The Fix Talks Back
I spent an hour this morning fielding questions during a live online chat. As always, there were alot more questions than I could get to so I kept a few of the best and answered them below. Don't forget to check The Fix tomorrow morning for the latest Friday Senate Line.
Alexandria, Va.: But Chris, you didn't answer the question -- would Barack Obama as VP on a losing 2008 ticket hurt his future changes (my view, hey, it's free advertising, unless he's involved in a major screwup). Would be interested in your thoughts.
The Fix:: It's hard to imagine a scenario under which Obama would hurt his chances at the presidency by agreeing to be on the national ticket. Should that ticket lose, Obama would run the risk of being painted as yesterday's news by some insiders but he could easily explain that away by pointing out that he didn't lead the ticket. The one caveat, which you rightly note, is if he was to commit a major gaffe on the campaign trail that took some of the shine off of him in the eyes of voters and insiders. Given his political skills, a mistake like that seems highly unlikely.
Denver, Colo.: One appeal that Mark Warner has is the appeal of "competency". Having sucessfully negotaiated the challenges in Virginia he makes an appealing candidate nationally at a time when so much is in disarray. What do you think?
The Fix: The majority of Warner's stump speech, not surprisingly, is devoted to the successes he has created in his life -- from cell phones in the private sector to his four years as governor of the Commonwealth. I think the competence argument only goes so far, however, especially on foreign affairs. Warner's biggest problem is that he has little experience on foreign policy and must convince Democratic primary voters to take a chance on someone who has no track record. His demonstrated competence in the business world and in Virginia politics should help him make the case but it will be a struggle.
Boston, Mass.: How big a deal is it that both the Democratic campaign committees for the House and Senate are outraising their Republican counterparts? Did the Busby-Bilbray race erase the NRCC's cash advantage (by forcing the GOP to spend $5 mil to defend a "safe" seat)?
The Fix: It's an important -- and shocking -- development that the Post's Jim VandeHei documented well in a recent article.
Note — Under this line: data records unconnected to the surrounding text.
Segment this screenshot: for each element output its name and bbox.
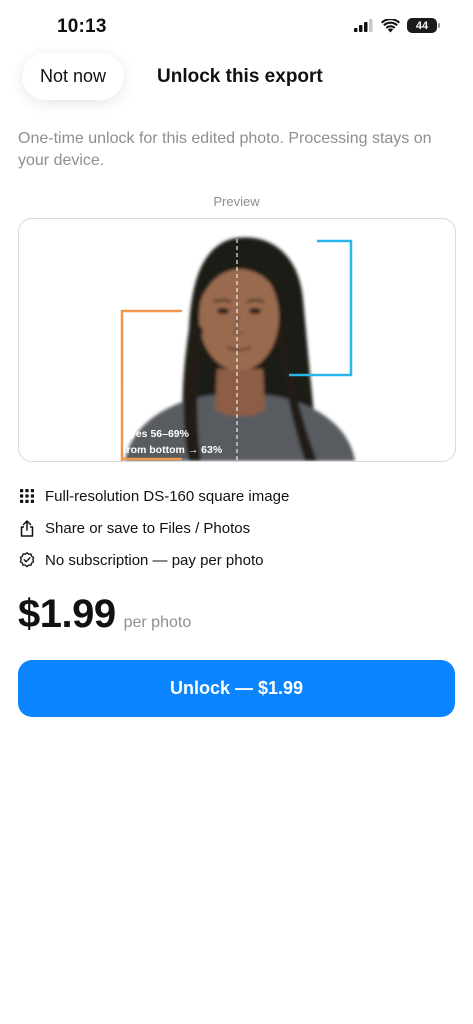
- wifi-icon: [381, 18, 400, 32]
- nav-bar: Not now Unlock this export: [0, 52, 473, 102]
- preview-label: Preview: [213, 194, 260, 209]
- feature-label: Full-resolution DS-160 square image: [45, 487, 290, 505]
- share-icon: [18, 519, 36, 537]
- unlock-button[interactable]: Unlock — $1.99: [18, 660, 455, 717]
- price-unit: per photo: [123, 614, 192, 631]
- grid-icon: [18, 487, 36, 505]
- status-time: 10:13: [57, 16, 107, 37]
- feature-item-share: Share or save to Files / Photos: [18, 512, 458, 544]
- feature-list: Full-resolution DS-160 square image Shar…: [18, 480, 458, 576]
- price-amount: $1.99: [18, 592, 116, 636]
- feature-label: No subscription — pay per photo: [45, 551, 264, 569]
- preview-frame: Head 50–69% → 63% Eyes 56–69% from botto…: [18, 218, 456, 462]
- head-label-line2: → 63%: [309, 242, 345, 254]
- feature-item-resolution: Full-resolution DS-160 square image: [18, 480, 458, 512]
- page-title: Unlock this export: [157, 66, 323, 87]
- feature-label: Share or save to Files / Photos: [45, 519, 251, 537]
- description-text: One-time unlock for this edited photo. P…: [18, 130, 432, 169]
- signal-icon: [354, 19, 373, 32]
- status-icons: 44: [354, 18, 440, 33]
- feature-item-no-subscription: No subscription — pay per photo: [18, 544, 458, 576]
- preview-photo: Head 50–69% → 63% Eyes 56–69% from botto…: [120, 227, 355, 461]
- battery-level: 44: [415, 19, 429, 32]
- eyes-label-line1: Eyes 56–69%: [123, 428, 190, 440]
- price-row: $1.99 per photo: [18, 592, 191, 637]
- battery-icon: 44: [407, 18, 440, 33]
- not-now-button[interactable]: Not now: [22, 53, 125, 100]
- status-bar: 10:13 44: [0, 0, 473, 52]
- verified-badge-icon: [18, 551, 36, 569]
- head-label-line1: Head 50–69%: [281, 227, 352, 239]
- eyes-label-line2: from bottom → 63%: [123, 444, 223, 456]
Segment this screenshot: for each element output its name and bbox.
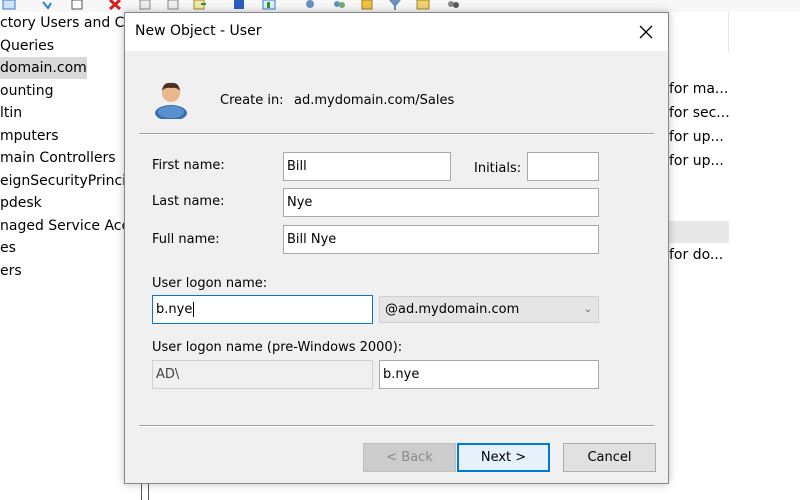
new-object-user-dialog: New Object - User Create in: ad.mydomain… (124, 12, 669, 484)
pre2000-logon-field[interactable]: b.nye (379, 360, 599, 389)
next-button[interactable]: Next > (457, 443, 550, 472)
first-name-field[interactable]: Bill (283, 152, 451, 181)
dialog-titlebar: New Object - User (125, 13, 668, 51)
footer-separator (139, 425, 654, 427)
dialog-title: New Object - User (135, 23, 262, 39)
copy-icon[interactable] (138, 0, 152, 10)
tree-item[interactable]: eignSecurityPrincip (0, 170, 124, 192)
full-name-field[interactable]: Bill Nye (283, 225, 599, 254)
logon-name-text: b.nye (156, 302, 193, 317)
logon-name-label: User logon name: (152, 276, 268, 291)
details-selected-row[interactable] (669, 221, 729, 243)
new-group-icon[interactable] (332, 0, 346, 10)
full-name-label: Full name: (152, 232, 220, 247)
last-name-field[interactable]: Nye (283, 188, 599, 217)
details-pane: for ma... for sec... for up... for up... for… (669, 12, 800, 500)
tree-item[interactable]: ctory Users and Cor (0, 12, 124, 34)
splitter-bars (141, 483, 149, 500)
text-caret (193, 302, 195, 317)
console-icon[interactable] (262, 0, 276, 10)
tree-item[interactable]: ounting (0, 80, 53, 102)
properties-icon[interactable] (70, 0, 84, 10)
refresh-icon[interactable] (40, 0, 54, 10)
tree-item[interactable]: es (0, 237, 16, 259)
export-icon[interactable] (166, 0, 180, 10)
tree-item[interactable]: domain.com (0, 57, 87, 79)
create-in-path: ad.mydomain.com/Sales (294, 93, 455, 108)
details-row-description[interactable]: for sec... (669, 102, 730, 124)
pre2000-label: User logon name (pre-Windows 2000): (152, 340, 403, 355)
details-row-description[interactable]: for ma... (669, 78, 728, 100)
delete-icon[interactable] (108, 0, 122, 10)
domain-suffix-dropdown[interactable]: @ad.mydomain.com ⌄ (379, 296, 599, 323)
details-row-description[interactable]: for do... (669, 244, 723, 266)
cancel-button[interactable]: Cancel (563, 443, 656, 472)
nav-icon[interactable] (2, 0, 16, 10)
close-icon (639, 25, 653, 39)
tree-item[interactable]: pdesk (0, 192, 42, 214)
mmc-toolbar (0, 0, 800, 12)
export-list-icon[interactable] (193, 0, 207, 10)
tree-item[interactable]: mputers (0, 125, 59, 147)
new-user-icon[interactable] (303, 0, 317, 10)
last-name-label: Last name: (152, 194, 225, 209)
header-separator (139, 133, 654, 135)
initials-field[interactable] (527, 152, 599, 181)
tree-item[interactable]: main Controllers (0, 147, 116, 169)
new-ou-icon[interactable] (360, 0, 374, 10)
details-row-description[interactable]: for up... (669, 150, 724, 172)
back-button[interactable]: < Back (363, 443, 456, 472)
chevron-down-icon: ⌄ (583, 304, 592, 315)
help-icon[interactable] (232, 0, 246, 10)
delegate-icon[interactable] (446, 0, 460, 10)
domain-suffix-value: @ad.mydomain.com (385, 302, 520, 317)
first-name-label: First name: (152, 158, 225, 173)
console-tree: ctory Users and CorQueriesdomain.comount… (0, 12, 124, 500)
create-in-label: Create in: (220, 93, 284, 108)
logon-name-field[interactable]: b.nye (152, 295, 373, 324)
details-column-header (669, 12, 729, 52)
tree-item[interactable]: ers (0, 260, 22, 282)
pre2000-domain-field: AD\ (152, 360, 373, 389)
details-row-description[interactable]: for up... (669, 126, 724, 148)
filter-icon[interactable] (388, 0, 402, 10)
tree-item[interactable]: naged Service Acco (0, 215, 124, 237)
tree-item[interactable]: Queries (0, 35, 54, 57)
close-button[interactable] (630, 18, 662, 46)
initials-label: Initials: (474, 161, 522, 176)
add-to-group-icon[interactable] (416, 0, 430, 10)
user-icon (155, 82, 187, 119)
tree-item[interactable]: ltin (0, 102, 22, 124)
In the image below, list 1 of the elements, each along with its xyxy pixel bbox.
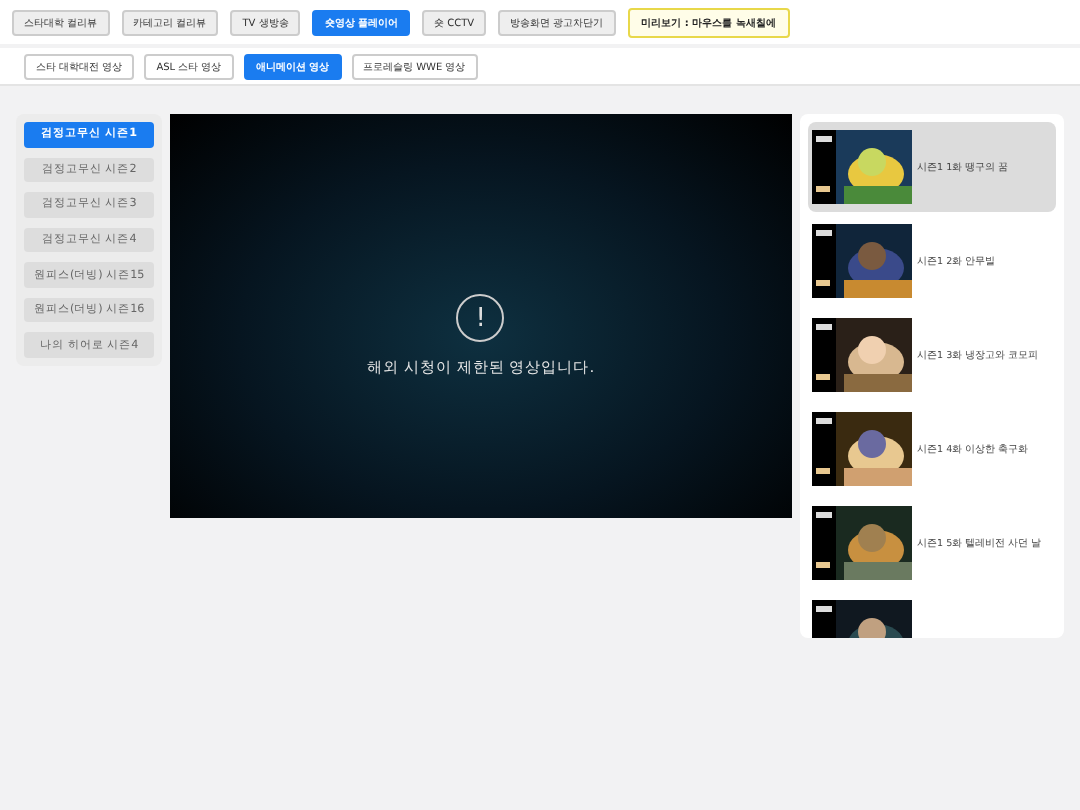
alert-icon: !: [456, 294, 505, 342]
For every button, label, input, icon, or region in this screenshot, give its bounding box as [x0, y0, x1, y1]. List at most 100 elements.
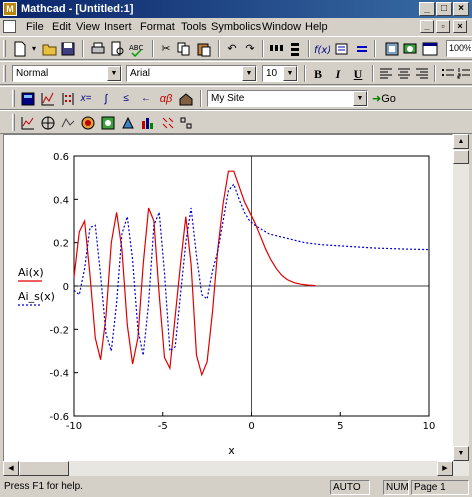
- align-across-icon[interactable]: [268, 41, 284, 57]
- font-value: Arial: [130, 68, 151, 79]
- x-tick-label: -5: [158, 421, 168, 432]
- boolean-icon[interactable]: ≤: [118, 91, 134, 107]
- maximize-button[interactable]: □: [436, 2, 452, 16]
- vertical-scroll-thumb[interactable]: [453, 150, 469, 164]
- menu-insert[interactable]: Insert: [104, 21, 132, 33]
- menu-window[interactable]: Window: [262, 21, 301, 33]
- chevron-down-icon[interactable]: ▼: [283, 66, 297, 81]
- window-icon[interactable]: [422, 41, 438, 57]
- y-tick-label: -0.4: [49, 369, 69, 380]
- doc-minimize-button[interactable]: _: [420, 20, 434, 33]
- y-tick-label: 0.6: [53, 152, 69, 163]
- greek-icon[interactable]: αβ: [158, 91, 174, 107]
- menu-format[interactable]: Format: [140, 21, 175, 33]
- evaluation-icon[interactable]: x=: [78, 91, 94, 107]
- cut-icon[interactable]: ✂: [158, 41, 174, 57]
- spell-check-icon[interactable]: ABC: [128, 41, 144, 58]
- menu-symbolics[interactable]: Symbolics: [211, 21, 261, 33]
- close-button[interactable]: ×: [453, 2, 469, 16]
- insert-function-icon[interactable]: f(x): [314, 41, 331, 57]
- xy-plot-icon[interactable]: [20, 115, 36, 131]
- contour-plot-icon[interactable]: [80, 115, 96, 131]
- math-toolbar: x= ∫ ≤ ← αβ My Site ▼ ➜Go: [0, 86, 472, 110]
- resource-center-icon[interactable]: [402, 41, 418, 57]
- chevron-down-icon[interactable]: ▼: [242, 66, 256, 81]
- status-auto[interactable]: AUTO: [330, 480, 370, 495]
- font-combo[interactable]: Arial ▼: [126, 65, 257, 82]
- menu-bar: File Edit View Insert Format Tools Symbo…: [0, 18, 472, 36]
- scroll-up-icon[interactable]: ▲: [453, 134, 469, 149]
- calculate-icon[interactable]: [354, 41, 370, 57]
- align-down-icon[interactable]: [288, 41, 304, 57]
- menu-view[interactable]: View: [76, 21, 100, 33]
- align-center-icon[interactable]: [396, 66, 412, 82]
- surface-plot-icon[interactable]: [60, 115, 76, 131]
- mathcad-icon[interactable]: M: [3, 2, 17, 16]
- toolbar-separator: [82, 40, 84, 57]
- scroll-right-icon[interactable]: ▶: [437, 461, 453, 476]
- calculus-icon[interactable]: ∫: [98, 91, 114, 107]
- align-right-icon[interactable]: [414, 66, 430, 82]
- xy-plot[interactable]: -0.6-0.4-0.200.20.40.6-10 -5 0 5 10xAi(x)Ai_…: [4, 135, 453, 462]
- bold-button[interactable]: B: [310, 66, 326, 82]
- patch-plot-icon[interactable]: [178, 115, 194, 131]
- 3d-plot-icon[interactable]: [120, 115, 136, 131]
- align-left-icon[interactable]: [378, 66, 394, 82]
- toolbar-separator: [218, 40, 220, 57]
- menu-edit[interactable]: Edit: [52, 21, 71, 33]
- vertical-scrollbar[interactable]: ▲ ▼: [453, 134, 469, 476]
- undo-icon[interactable]: ↶: [224, 41, 240, 57]
- underline-button[interactable]: U: [350, 66, 366, 82]
- zoom-combo[interactable]: 100%: [446, 40, 472, 57]
- scroll-left-icon[interactable]: ◀: [3, 461, 19, 476]
- matrix-icon[interactable]: [60, 91, 76, 107]
- scroll-down-icon[interactable]: ▼: [453, 446, 469, 461]
- insert-unit-icon[interactable]: [334, 41, 350, 57]
- print-icon[interactable]: [90, 41, 106, 57]
- document-icon[interactable]: [3, 20, 16, 33]
- style-combo[interactable]: Normal ▼: [12, 65, 122, 82]
- print-preview-icon[interactable]: [110, 41, 126, 57]
- programming-icon[interactable]: ←: [138, 91, 154, 107]
- doc-restore-button[interactable]: ▫: [436, 20, 450, 33]
- go-label: Go: [381, 93, 396, 105]
- graph-icon[interactable]: [40, 91, 56, 107]
- insert-component-icon[interactable]: [384, 41, 400, 57]
- menu-help[interactable]: Help: [305, 21, 328, 33]
- bar-plot-icon[interactable]: [140, 115, 156, 131]
- svg-text:f(x): f(x): [314, 45, 330, 56]
- new-dropdown-icon[interactable]: ▾: [26, 41, 42, 57]
- copy-icon[interactable]: [176, 41, 192, 57]
- numbering-icon[interactable]: [456, 66, 472, 82]
- chevron-down-icon[interactable]: ▼: [107, 66, 121, 81]
- toolbar-grip[interactable]: [3, 65, 6, 82]
- open-icon[interactable]: [42, 41, 58, 57]
- go-button[interactable]: ➜Go: [372, 91, 402, 107]
- toolbar-grip[interactable]: [3, 40, 6, 57]
- horizontal-scroll-thumb[interactable]: [19, 461, 69, 476]
- italic-button[interactable]: I: [330, 66, 346, 82]
- toolbar-grip[interactable]: [12, 90, 15, 107]
- formatting-toolbar: Normal ▼ Arial ▼ 10 ▼ B I U: [0, 61, 472, 85]
- resource-combo[interactable]: My Site ▼: [207, 90, 368, 107]
- go-arrow-icon: ➜: [372, 93, 382, 105]
- menu-tools[interactable]: Tools: [181, 21, 207, 33]
- toolbar-grip[interactable]: [12, 114, 15, 131]
- graph-toolbar: [0, 110, 472, 134]
- horizontal-scrollbar[interactable]: ◀ ▶: [3, 461, 453, 476]
- font-size-combo[interactable]: 10 ▼: [262, 65, 298, 82]
- worksheet[interactable]: -0.6 -0.4 -0.2 0 0.2 0.4 0.6 -10 -5 0 5 10 x Ai(x) Ai_…: [3, 134, 453, 476]
- minimize-button[interactable]: _: [419, 2, 435, 16]
- save-icon[interactable]: [60, 41, 76, 57]
- polar-plot-icon[interactable]: [40, 115, 56, 131]
- vector-field-icon[interactable]: [160, 115, 176, 131]
- symbolic-icon[interactable]: [178, 91, 194, 107]
- redo-icon[interactable]: ↷: [242, 41, 258, 57]
- doc-close-button[interactable]: ×: [453, 20, 467, 33]
- scatter-plot-icon[interactable]: [100, 115, 116, 131]
- chevron-down-icon[interactable]: ▼: [353, 91, 367, 106]
- bullets-icon[interactable]: [440, 66, 456, 82]
- menu-file[interactable]: File: [26, 21, 44, 33]
- calculator-icon[interactable]: [20, 91, 36, 107]
- paste-icon[interactable]: [196, 41, 212, 57]
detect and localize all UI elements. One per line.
After the Bipartisan Campaign Reform Act went into effect after the 2002 election, Democrats to a person predicted it would cripple their ability to remain within financial shouting distance of Republicans. That has not been the case. In 2004, the Democratic Senatorial Campaign Committee outraised its Republican counterpart and through May 2006 both the DSCC and Democratic Congressional Campaign Committee had more cash to spend than the Republican committees. Republicans got a huge boost from the President's Dinner and, at least on the House side, should jump into the lead again when June reports come out later this month. The underlying trend is intriguing, however, as Internet fundraising has created a new reservoir of cash for Democrats that Republicans have been unable to match to date. The real test of fundraising parity will be in the 2008 presidential campaign when both sides go full tilt to raise hundreds of millions of dollars.
Louisville, Ky.: Do you any word on Ky-3? The Dem challenger John Yarmuth released a poll putting himself one point above incumbent Ann Northup. Do you have any other numbers? Louisville is by far the most blue area in the state. Any chance for a Dem pickup here?
The Fix: Northup is perenially targeted by national Democrats who see the tilt of her Louisville area district, which went for Massachusetts Sen. John Kerry by a 51 percent to 49 percent margin in 2004. But Northup has shown incredible resiliency, having won tough re-election fights since 1996. I saw that poll, and I can believe the numbers, but remember it is still early in the campaign. Northup will spend millions touting her accomplishments and attacking Yarmouth and it's not immediately clear he will have the resources to respond. That said, in a year with Democrats enjoying a strong wind at their back, this could be a race to watch.